Ultimate Member is a WordPress plugin that facilitates user sign-ups and building communities on WordPress sites. It currently has over 200,000 active installations according to its page in the WordPress plugin directory.
A zero-day vulnerability in Ultimate Member has been exploited by threat actors to compromise numerous websites. The vulnerability, tracked as CVE-2023-3460, has a CVSS v3.1 score of 9.8, making it a critical vulnerability.
The vulnerability allows threat actors to set arbitrary user meta values on their accounts, including the wp_capabilities user meta value. This value defines the user’s role on the website. By setting this value to administrator, threat actors can gain full control of the vulnerable website.
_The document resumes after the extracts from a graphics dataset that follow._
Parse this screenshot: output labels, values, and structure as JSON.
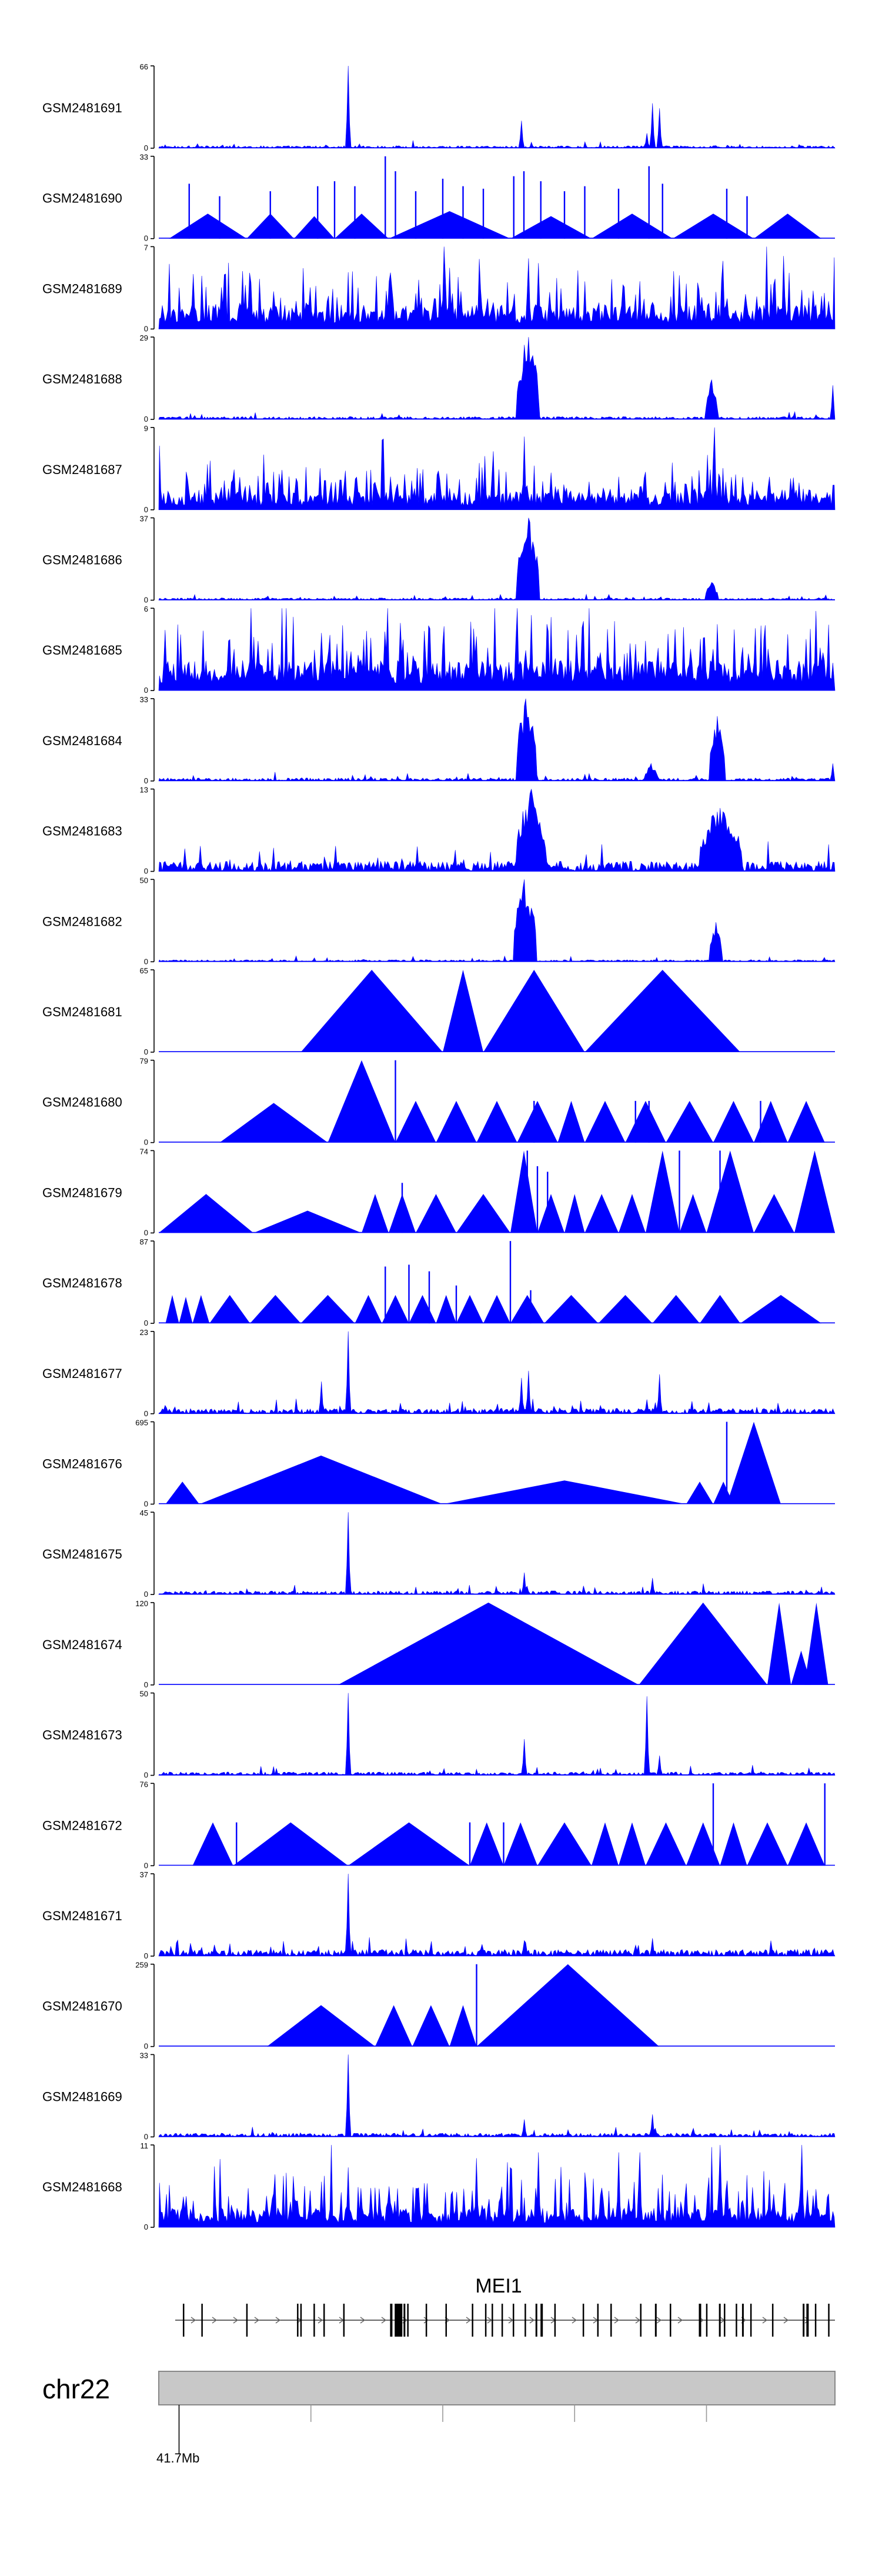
{
  "chart_data": {
    "type": "genome-track",
    "colors": {
      "signal": "#0000ff",
      "axis": "#000000",
      "ideogram": "#c8c8c8"
    },
    "tracks": [
      {
        "label": "GSM2481691",
        "ymax": "66",
        "ymin": "0",
        "style": "peaks",
        "background": 2,
        "peaks": [
          [
            0.28,
            66
          ],
          [
            0.535,
            22
          ],
          [
            0.73,
            36
          ],
          [
            0.74,
            32
          ],
          [
            0.72,
            12
          ]
        ]
      },
      {
        "label": "GSM2481690",
        "ymax": "33",
        "ymin": "0",
        "style": "triangles",
        "segments": [
          [
            0.015,
            0.13,
            10
          ],
          [
            0.13,
            0.2,
            10
          ],
          [
            0.2,
            0.26,
            9
          ],
          [
            0.26,
            0.34,
            10
          ],
          [
            0.34,
            0.52,
            11
          ],
          [
            0.52,
            0.64,
            9
          ],
          [
            0.64,
            0.76,
            10
          ],
          [
            0.76,
            0.88,
            10
          ],
          [
            0.88,
            0.98,
            10
          ]
        ],
        "spikes": [
          [
            0.045,
            22
          ],
          [
            0.09,
            17
          ],
          [
            0.165,
            19
          ],
          [
            0.235,
            21
          ],
          [
            0.26,
            23
          ],
          [
            0.29,
            21
          ],
          [
            0.335,
            33
          ],
          [
            0.35,
            27
          ],
          [
            0.38,
            19
          ],
          [
            0.42,
            24
          ],
          [
            0.45,
            21
          ],
          [
            0.48,
            20
          ],
          [
            0.525,
            25
          ],
          [
            0.54,
            27
          ],
          [
            0.565,
            23
          ],
          [
            0.6,
            19
          ],
          [
            0.63,
            21
          ],
          [
            0.68,
            20
          ],
          [
            0.725,
            29
          ],
          [
            0.745,
            22
          ],
          [
            0.84,
            20
          ],
          [
            0.87,
            17
          ]
        ]
      },
      {
        "label": "GSM2481689",
        "ymax": "7",
        "ymin": "0",
        "style": "noise",
        "seed": 17,
        "base": 1.6,
        "amp": 2.4,
        "peaks": [
          [
            0.42,
            7
          ],
          [
            0.545,
            6
          ],
          [
            0.56,
            5.6
          ],
          [
            0.43,
            5.2
          ]
        ]
      },
      {
        "label": "GSM2481688",
        "ymax": "29",
        "ymin": "0",
        "style": "cluster",
        "background": 1,
        "clusters": [
          [
            0.53,
            0.56,
            29
          ],
          [
            0.81,
            0.825,
            14
          ]
        ],
        "peaks": [
          [
            0.995,
            12
          ]
        ]
      },
      {
        "label": "GSM2481687",
        "ymax": "9",
        "ymin": "0",
        "style": "noise",
        "seed": 23,
        "base": 1.5,
        "amp": 2.4,
        "peaks": [
          [
            0.0,
            7
          ],
          [
            0.54,
            8
          ],
          [
            0.82,
            9
          ],
          [
            0.81,
            6
          ]
        ]
      },
      {
        "label": "GSM2481686",
        "ymax": "37",
        "ymin": "0",
        "style": "cluster",
        "background": 1,
        "clusters": [
          [
            0.53,
            0.56,
            37
          ],
          [
            0.81,
            0.825,
            8
          ]
        ],
        "peaks": []
      },
      {
        "label": "GSM2481685",
        "ymax": "6",
        "ymin": "0",
        "style": "noise",
        "seed": 31,
        "base": 1.7,
        "amp": 2.8,
        "peaks": [
          [
            0.135,
            6
          ],
          [
            0.53,
            6
          ],
          [
            0.55,
            5.5
          ],
          [
            0.97,
            5.8
          ]
        ]
      },
      {
        "label": "GSM2481684",
        "ymax": "33",
        "ymin": "0",
        "style": "cluster",
        "background": 1.2,
        "clusters": [
          [
            0.53,
            0.555,
            33
          ],
          [
            0.815,
            0.835,
            26
          ],
          [
            0.72,
            0.735,
            7
          ]
        ],
        "peaks": [
          [
            0.995,
            7
          ]
        ]
      },
      {
        "label": "GSM2481683",
        "ymax": "13",
        "ymin": "0",
        "style": "cluster",
        "background": 1.6,
        "clusters": [
          [
            0.53,
            0.57,
            13
          ],
          [
            0.8,
            0.86,
            10
          ]
        ],
        "peaks": [
          [
            0.06,
            4
          ],
          [
            0.26,
            4
          ]
        ]
      },
      {
        "label": "GSM2481682",
        "ymax": "50",
        "ymin": "0",
        "style": "cluster",
        "background": 1.2,
        "clusters": [
          [
            0.525,
            0.555,
            50
          ],
          [
            0.815,
            0.83,
            24
          ]
        ],
        "peaks": []
      },
      {
        "label": "GSM2481681",
        "ymax": "65",
        "ymin": "0",
        "style": "triangles",
        "segments": [
          [
            0.21,
            0.42,
            65
          ],
          [
            0.42,
            0.48,
            65
          ],
          [
            0.48,
            0.63,
            65
          ],
          [
            0.63,
            0.86,
            65
          ]
        ],
        "spikes": []
      },
      {
        "label": "GSM2481680",
        "ymax": "79",
        "ymin": "0",
        "style": "triangles",
        "segments": [
          [
            0.09,
            0.25,
            38
          ],
          [
            0.25,
            0.35,
            79
          ],
          [
            0.35,
            0.41,
            40
          ],
          [
            0.41,
            0.47,
            40
          ],
          [
            0.47,
            0.53,
            40
          ],
          [
            0.53,
            0.59,
            40
          ],
          [
            0.59,
            0.63,
            40
          ],
          [
            0.63,
            0.69,
            40
          ],
          [
            0.69,
            0.75,
            40
          ],
          [
            0.75,
            0.82,
            40
          ],
          [
            0.82,
            0.88,
            40
          ],
          [
            0.88,
            0.93,
            40
          ],
          [
            0.93,
            0.985,
            40
          ]
        ],
        "spikes": [
          [
            0.35,
            79
          ],
          [
            0.555,
            40
          ],
          [
            0.705,
            40
          ],
          [
            0.725,
            40
          ],
          [
            0.89,
            40
          ]
        ]
      },
      {
        "label": "GSM2481679",
        "ymax": "74",
        "ymin": "0",
        "style": "triangles",
        "segments": [
          [
            0.0,
            0.14,
            35
          ],
          [
            0.14,
            0.3,
            20
          ],
          [
            0.3,
            0.34,
            35
          ],
          [
            0.34,
            0.38,
            35
          ],
          [
            0.38,
            0.44,
            35
          ],
          [
            0.44,
            0.52,
            35
          ],
          [
            0.52,
            0.56,
            74
          ],
          [
            0.56,
            0.6,
            35
          ],
          [
            0.6,
            0.63,
            35
          ],
          [
            0.63,
            0.68,
            35
          ],
          [
            0.68,
            0.72,
            35
          ],
          [
            0.72,
            0.77,
            74
          ],
          [
            0.77,
            0.81,
            35
          ],
          [
            0.81,
            0.88,
            74
          ],
          [
            0.88,
            0.94,
            35
          ],
          [
            0.94,
            1.0,
            74
          ]
        ],
        "spikes": [
          [
            0.36,
            45
          ],
          [
            0.545,
            74
          ],
          [
            0.56,
            60
          ],
          [
            0.575,
            55
          ],
          [
            0.77,
            74
          ],
          [
            0.83,
            74
          ]
        ]
      },
      {
        "label": "GSM2481678",
        "ymax": "87",
        "ymin": "0",
        "style": "triangles",
        "segments": [
          [
            0.01,
            0.03,
            30
          ],
          [
            0.03,
            0.05,
            28
          ],
          [
            0.05,
            0.075,
            30
          ],
          [
            0.075,
            0.135,
            30
          ],
          [
            0.135,
            0.21,
            30
          ],
          [
            0.21,
            0.29,
            30
          ],
          [
            0.29,
            0.33,
            30
          ],
          [
            0.33,
            0.37,
            30
          ],
          [
            0.37,
            0.41,
            30
          ],
          [
            0.41,
            0.44,
            30
          ],
          [
            0.44,
            0.48,
            30
          ],
          [
            0.48,
            0.52,
            30
          ],
          [
            0.52,
            0.57,
            30
          ],
          [
            0.57,
            0.65,
            30
          ],
          [
            0.65,
            0.73,
            30
          ],
          [
            0.73,
            0.8,
            30
          ],
          [
            0.8,
            0.86,
            30
          ],
          [
            0.86,
            0.98,
            30
          ]
        ],
        "spikes": [
          [
            0.335,
            60
          ],
          [
            0.37,
            62
          ],
          [
            0.4,
            55
          ],
          [
            0.44,
            40
          ],
          [
            0.52,
            87
          ],
          [
            0.55,
            35
          ]
        ]
      },
      {
        "label": "GSM2481677",
        "ymax": "23",
        "ymin": "0",
        "style": "peaks",
        "background": 1.5,
        "peaks": [
          [
            0.28,
            23
          ],
          [
            0.24,
            9
          ],
          [
            0.535,
            10
          ],
          [
            0.545,
            12
          ],
          [
            0.74,
            11
          ],
          [
            0.72,
            4
          ]
        ]
      },
      {
        "label": "GSM2481676",
        "ymax": "695",
        "ymin": "0",
        "style": "triangles",
        "segments": [
          [
            0.01,
            0.06,
            190
          ],
          [
            0.06,
            0.42,
            410
          ],
          [
            0.42,
            0.78,
            200
          ],
          [
            0.78,
            0.82,
            190
          ],
          [
            0.82,
            0.85,
            190
          ],
          [
            0.84,
            0.92,
            695
          ]
        ],
        "spikes": [
          [
            0.84,
            695
          ]
        ]
      },
      {
        "label": "GSM2481675",
        "ymax": "45",
        "ymin": "0",
        "style": "peaks",
        "background": 2,
        "peaks": [
          [
            0.28,
            45
          ],
          [
            0.54,
            12
          ],
          [
            0.73,
            9
          ]
        ]
      },
      {
        "label": "GSM2481674",
        "ymax": "120",
        "ymin": "0",
        "style": "triangles",
        "segments": [
          [
            0.265,
            0.71,
            120
          ],
          [
            0.71,
            0.9,
            120
          ],
          [
            0.9,
            0.935,
            120
          ],
          [
            0.935,
            0.965,
            50
          ],
          [
            0.955,
            0.99,
            120
          ]
        ],
        "spikes": []
      },
      {
        "label": "GSM2481673",
        "ymax": "50",
        "ymin": "0",
        "style": "peaks",
        "background": 2,
        "peaks": [
          [
            0.28,
            50
          ],
          [
            0.54,
            22
          ],
          [
            0.72,
            48
          ],
          [
            0.74,
            12
          ]
        ]
      },
      {
        "label": "GSM2481672",
        "ymax": "76",
        "ymin": "0",
        "style": "triangles",
        "segments": [
          [
            0.05,
            0.11,
            40
          ],
          [
            0.11,
            0.28,
            40
          ],
          [
            0.28,
            0.46,
            40
          ],
          [
            0.46,
            0.51,
            40
          ],
          [
            0.51,
            0.56,
            40
          ],
          [
            0.56,
            0.64,
            40
          ],
          [
            0.64,
            0.68,
            40
          ],
          [
            0.68,
            0.72,
            40
          ],
          [
            0.72,
            0.78,
            40
          ],
          [
            0.78,
            0.83,
            40
          ],
          [
            0.83,
            0.87,
            40
          ],
          [
            0.87,
            0.93,
            40
          ],
          [
            0.93,
            0.985,
            40
          ]
        ],
        "spikes": [
          [
            0.115,
            40
          ],
          [
            0.46,
            40
          ],
          [
            0.51,
            40
          ],
          [
            0.82,
            76
          ],
          [
            0.985,
            76
          ]
        ]
      },
      {
        "label": "GSM2481671",
        "ymax": "37",
        "ymin": "0",
        "style": "peaks",
        "background": 3,
        "peaks": [
          [
            0.28,
            37
          ],
          [
            0.54,
            7
          ],
          [
            0.73,
            8
          ]
        ]
      },
      {
        "label": "GSM2481670",
        "ymax": "259",
        "ymin": "0",
        "style": "triangles",
        "segments": [
          [
            0.16,
            0.32,
            130
          ],
          [
            0.32,
            0.375,
            130
          ],
          [
            0.375,
            0.43,
            130
          ],
          [
            0.43,
            0.47,
            130
          ],
          [
            0.47,
            0.74,
            259
          ]
        ],
        "spikes": [
          [
            0.47,
            259
          ]
        ]
      },
      {
        "label": "GSM2481669",
        "ymax": "33",
        "ymin": "0",
        "style": "peaks",
        "background": 1.5,
        "peaks": [
          [
            0.28,
            33
          ],
          [
            0.54,
            7
          ],
          [
            0.73,
            9
          ]
        ]
      },
      {
        "label": "GSM2481668",
        "ymax": "11",
        "ymin": "0",
        "style": "noise",
        "seed": 47,
        "base": 2.0,
        "amp": 4.0,
        "peaks": [
          [
            0.56,
            10
          ],
          [
            0.68,
            10
          ],
          [
            0.83,
            11
          ],
          [
            0.95,
            11
          ],
          [
            0.28,
            8
          ],
          [
            0.71,
            10
          ]
        ]
      }
    ],
    "gene": {
      "name": "MEI1",
      "strand": "+",
      "exons": [
        [
          0.012,
          1
        ],
        [
          0.04,
          1
        ],
        [
          0.108,
          1
        ],
        [
          0.185,
          1
        ],
        [
          0.19,
          1
        ],
        [
          0.21,
          1
        ],
        [
          0.225,
          1
        ],
        [
          0.255,
          1
        ],
        [
          0.327,
          3
        ],
        [
          0.338,
          12
        ],
        [
          0.347,
          2
        ],
        [
          0.352,
          1
        ],
        [
          0.38,
          1
        ],
        [
          0.41,
          1
        ],
        [
          0.45,
          1
        ],
        [
          0.47,
          1
        ],
        [
          0.48,
          1
        ],
        [
          0.495,
          1
        ],
        [
          0.512,
          1
        ],
        [
          0.53,
          1
        ],
        [
          0.547,
          2
        ],
        [
          0.555,
          3
        ],
        [
          0.575,
          1
        ],
        [
          0.618,
          1
        ],
        [
          0.64,
          1
        ],
        [
          0.66,
          1
        ],
        [
          0.705,
          1
        ],
        [
          0.728,
          2
        ],
        [
          0.75,
          1
        ],
        [
          0.795,
          3
        ],
        [
          0.805,
          1
        ],
        [
          0.825,
          2
        ],
        [
          0.832,
          1
        ],
        [
          0.85,
          1
        ],
        [
          0.86,
          2
        ],
        [
          0.872,
          1
        ],
        [
          0.905,
          1
        ],
        [
          0.952,
          2
        ],
        [
          0.958,
          3
        ],
        [
          0.97,
          1
        ],
        [
          0.99,
          1
        ]
      ]
    },
    "ideogram": {
      "chromosome": "chr22",
      "ticks": [
        0.03,
        0.225,
        0.42,
        0.615,
        0.81
      ],
      "tick_label": "41.7Mb",
      "labeled_tick": 0
    }
  }
}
Wordfence, a website security company, has discovered the vulnerability and has released a firewall rule to protect its clients from this threat. However, Wordfence recommends that users uninstall Ultimate Member until the vendor releases a patch for the vulnerability.
If you are using Ultimate Member, you should check your website for signs of compromise. These signs include the appearance of new administrator accounts, the usage of the usernames wpenginer, wpadmins, wpengine_backup, se_brutal, or segs_brutal, and log records showing these IP addresses that known to be malicious accessed the Ultimate Member registration page: 184.108.40.206, 220.127.116.11, 18.104.22.168, 22.214.171.124, and 126.96.36.199.
If you find any signs of compromise, you should immediately uninstall Ultimate Member and contact your website host for assistance.